Promoting Heart Health at All Ages
No matter what your age, everyone can benefit from a healthy diet and adequate physical activity, according to the American Heart Association (AHA). It’s starts with daily nutrition. The AHA says that the food you eat “can decrease your risk of heart disease and stroke.”
Here are the basic recommendations from the AHA:
Nutrition:
- Choose foods low in saturated fat, trans fat, and sodium.
- As part of a healthy diet, eat plenty of fruits and vegetables, fiber-rich whole grains, fish (preferably oily fish-at least twice per week), nuts, legumes and seeds and try eating some meals without meat.

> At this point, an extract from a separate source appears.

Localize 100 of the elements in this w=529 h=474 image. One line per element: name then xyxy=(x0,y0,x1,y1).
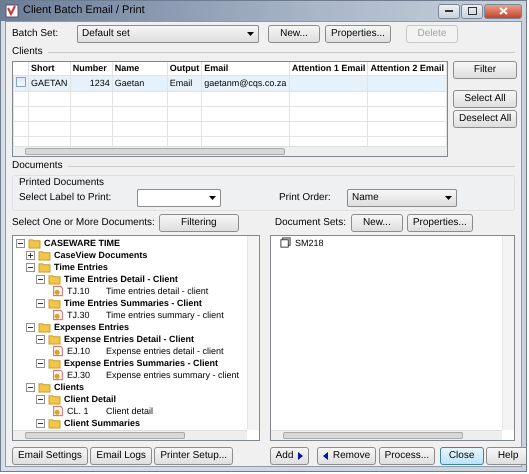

- Select lower fat dairy products and poultry (skinless).
- Limit sugar-sweetened beverages and red meat. If you choose to eat meat, select the leanest cuts available.
Physical Activity:
- You can slowly work up to at least 2½ hours (150 minutes) of moderate-intensity aerobic physical activity (such as brisk walking) every week;
- or 1 hour and 15 minutes (75 minutes) of vigorous intensity aerobic physical activity (such as jogging, running) or a combination of both every week.
- Additionally, on 2 or more days a week, you need muscle-strengthening activities that work all major muscle groups (legs, hips, back, abdomen, chest shoulders, and arms).
- Children should get at least 60 minutes of activity every day.
Here are the AHA’s key recommendations by age group
In your 20s:
- Find a doctor and have regular wellness exams.
- Be physically active.
- Don’t smoke and avoid secondhand smoke.
In your 30s:
- Make heart-healthy living a family affair.
- Know your family history of heart disease, heart attacks and strokes.
- Tame your stress.
In your 40s:
- Watch your weight. You may notice your metabolism slowing down.
- Have your blood sugar level checked.
- Don’t brush off snoring or other sleep health issues.
In your 50s:
- Eat a healthy diet.
- Learn the warning signs of a heart attack and stroke.
- Follow your treatment plan if diagnosed with high blood pressure, high cholesterol, diabetes or other conditions that increase your risk for heart disease or stroke.
In your 60s-plus:
- Have an ankle-brachial index test, which can diagnose peripheral vascular disease, as part of a physical exam.
- Watch your weight. Your body needs fewer calories as you get older.
- Learn the warning signs of a heart attack and stroke. Heart attack symptoms in women can be different than those in men.